The diagram shows a cuboid with labelled side lengths. Nick says, “The volume of any solid made with four of these cuboids is 1080 centimetres cubed.” Part (a) asks us, “Is Nick right?” You must justify your answer.
So a solid is made with four of these cuboids. All we guaranteed that whatever solid is made, its volume will be 1080 centimetres cubed. That’s what we want to know: is Nick right? Well, the volume of the solid made from four of these cuboids is four times the volume of a single cuboid. It doesn’t matter how we arrange these four cuboids. As no extra material is added and none is removed, the total volume will be the same.
So now, the question is “what is the volume of one of our cuboids?” Well, we’re given the side lengths of the cuboid. They are nine centimetres, five centimetres, and six centimetres. Now, the volume of the cuboid is given by its length times its width times its height. And so the volume of our cuboid is nine times five times six. And as those lengths are all in centimetres, this volume is in centimetres cubed.
And we can enter four times nine times five times six into our calculators. And we find that this value is 1080. So the volume of any solid made with four of these cuboids is 1080 centimetres cubed, as Nick said. So to answer the question “Is Nick right?” yes, Nick is right.
We can move on to part (b).
Part b (i) Draw another cuboid which could be made with four of these cuboids. Label the dimensions of the new cuboid on the diagram.
So we have four of these nine-centimetre-by-five-centimetre-by-six-centimetre cuboids and we want to use them to form a new cuboid. Here’s a diagram of four of our cuboids lined up in a row. Together, they form a longer cuboid.
We are asked to label the dimensions of our new cuboid. You’ll note that I’ve already marked the width and the height, but we need to find the length as well. In this arrangement, the length of our new cuboid is nine centimetres plus nine centimetres plus nine centimetres plus nine centimetres.
The original cuboids are lined up. And so we just add their lengths to find the length of the new cuboid. And this sum is nine centimetres times four which is 36 centimetres. Let me emphasize that this is just one way of arranging four of the original cuboids to form a new cuboid. We could have stacked them some different way, getting a different diagram with different dimensions.
There’s more than one correct answer to this part of the question. But if we stick with our original choice, all we have left to do is to erase some edges of our original cuboid, which are not edges of this new cuboid. Doing so makes it clear that this is a cuboid in its own right. So this is our answer to part bi. As we said before, there are many other equally correct answers to this part of the question.
The final part of our question is part b (ii): calculate the surface area of your new cuboid.

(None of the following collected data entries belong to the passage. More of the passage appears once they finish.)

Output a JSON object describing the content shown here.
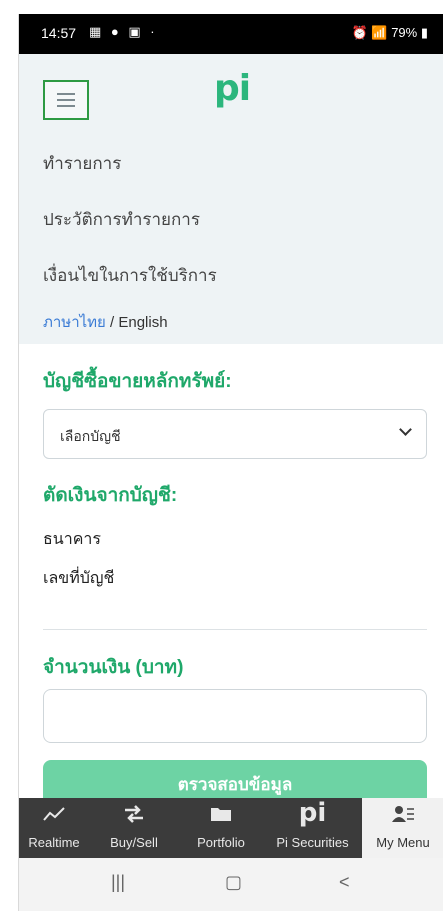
{
  "status_bar": {
    "time": "14:57",
    "battery": "79%"
  },
  "header": {
    "logo_text": "pi"
  },
  "menu": {
    "items": [
      {
        "label": "ทำรายการ"
      },
      {
        "label": "ประวัติการทำรายการ"
      },
      {
        "label": "เงื่อนไขในการใช้บริการ"
      }
    ],
    "language_thai": "ภาษาไทย",
    "language_separator": " / ",
    "language_english": "English"
  },
  "form": {
    "account_section_title": "บัญชีซื้อขายหลักทรัพย์:",
    "account_select_value": "เลือกบัญชี",
    "debit_section_title": "ตัดเงินจากบัญชี:",
    "bank_label": "ธนาคาร",
    "account_number_label": "เลขที่บัญชี",
    "amount_section_title": "จำนวนเงิน (บาท)",
    "amount_value": "",
    "verify_button_label": "ตรวจสอบข้อมูล"
  },
  "bottom_nav": {
    "items": [
      {
        "label": "Realtime",
        "icon": "line-chart-icon"
      },
      {
        "label": "Buy/Sell",
        "icon": "exchange-arrows-icon"
      },
      {
        "label": "Portfolio",
        "icon": "folder-icon"
      },
      {
        "label": "Pi Securities",
        "icon": "pi-logo-icon"
      },
      {
        "label": "My Menu",
        "icon": "user-menu-icon"
      }
    ],
    "active_index": 4
  },
  "colors": {
    "accent": "#1fa86a",
    "button": "#6dd3a4",
    "nav_bg": "#3b3b3b",
    "menu_bg": "#eef3f5",
    "link": "#3a7bd5"
  }
}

To do this, it helps to draw in the hidden faces of our cuboid, like so. The surface area of our cuboid is the sum of the areas of the rectangular faces of our cuboid. We see that two of the rectangular faces have a width of five centimetres and a height of six centimetres. Each of them has area five times six centimetres squared. And so together, they contribute two times that.

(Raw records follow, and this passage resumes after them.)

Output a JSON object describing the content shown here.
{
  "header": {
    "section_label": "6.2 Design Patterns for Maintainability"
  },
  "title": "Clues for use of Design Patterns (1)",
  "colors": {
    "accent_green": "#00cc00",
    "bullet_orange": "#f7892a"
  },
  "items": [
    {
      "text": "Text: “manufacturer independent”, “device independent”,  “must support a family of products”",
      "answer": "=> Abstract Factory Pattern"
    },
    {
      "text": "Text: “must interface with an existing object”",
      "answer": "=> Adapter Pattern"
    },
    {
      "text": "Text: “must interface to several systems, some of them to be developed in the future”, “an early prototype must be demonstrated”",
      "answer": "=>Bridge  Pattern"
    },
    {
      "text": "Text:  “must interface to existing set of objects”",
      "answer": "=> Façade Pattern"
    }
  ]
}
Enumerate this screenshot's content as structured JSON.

The top and bottom faces have a length of 36 centimetres and width of five centimetres. Together, they contribute two times 36 times five centimetres squared to the surface area of the cuboid. And the remaining two faces are the front and back faces with length of 36 centimetres and height six centimetres. Each of them has an area of 36 times six centimetres squared. And so together, they contribute two times that to the surface area.
We can put each of these into our calculator. Two times five times six is 60, two times 36 times five is 360, and two times 36 times six is 432. Adding his up again using a calculator, we get a surface area of 852 centimetres squared. And this is our answer to part b ii.

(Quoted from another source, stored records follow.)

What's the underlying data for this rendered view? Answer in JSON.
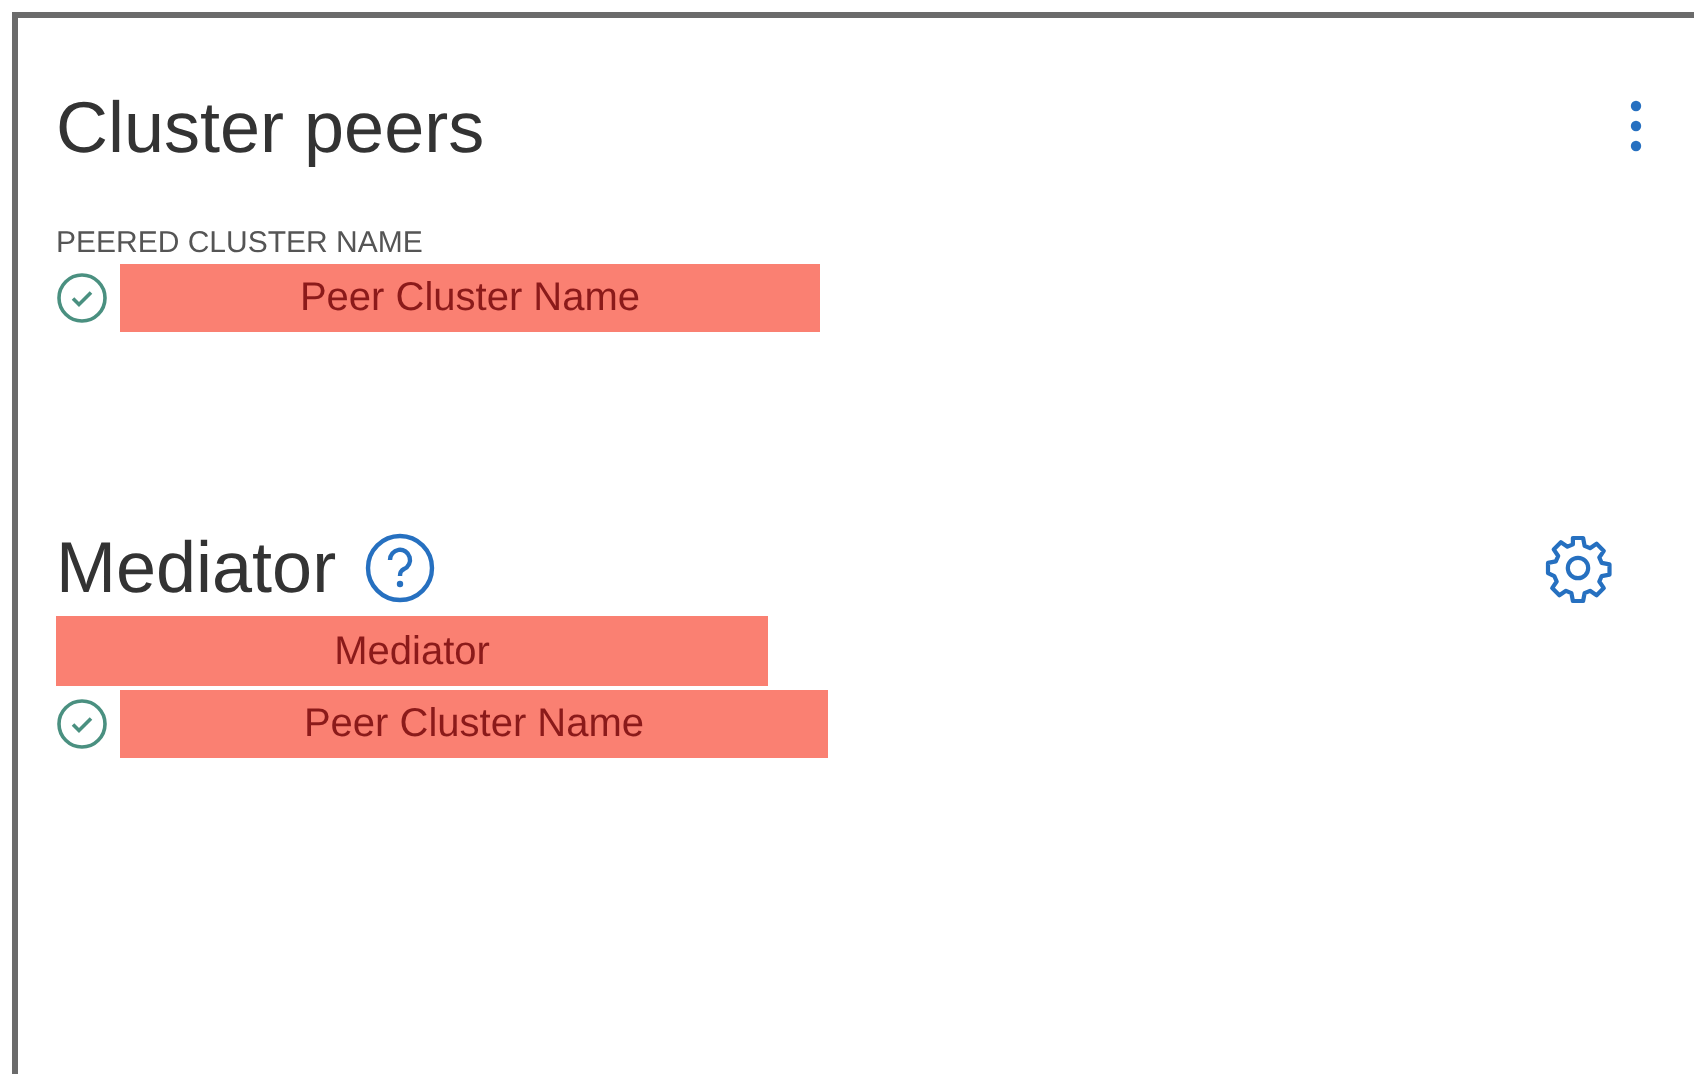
{
  "cluster_peers": {
    "title": "Cluster peers",
    "column_label": "PEERED CLUSTER NAME",
    "peers": [
      {
        "healthy": true,
        "name": "Peer Cluster Name"
      }
    ]
  },
  "mediator": {
    "title": "Mediator",
    "name": "Mediator",
    "peers": [
      {
        "healthy": true,
        "name": "Peer Cluster Name"
      }
    ]
  }
}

One thing to note here is that while this is the surface area of the new cuboid we chose to draw in part b i, it isn’t the surface area of all possible cuboids we could have drawn in part b i. If you drew a different cuboid in part b i and didn’t get 852 centimetres squared in part b ii, you might still be right. The surface area of your cuboid might just be different from the surface area of mine. Surface area is different from volume in this way.
We showed in part a of the question that the volume of any solid made with four of these cuboids is 1080 centimetres cubed. However, it isn’t true that the surface area of any solid made with four of these cuboids will be 852 centimetres squared.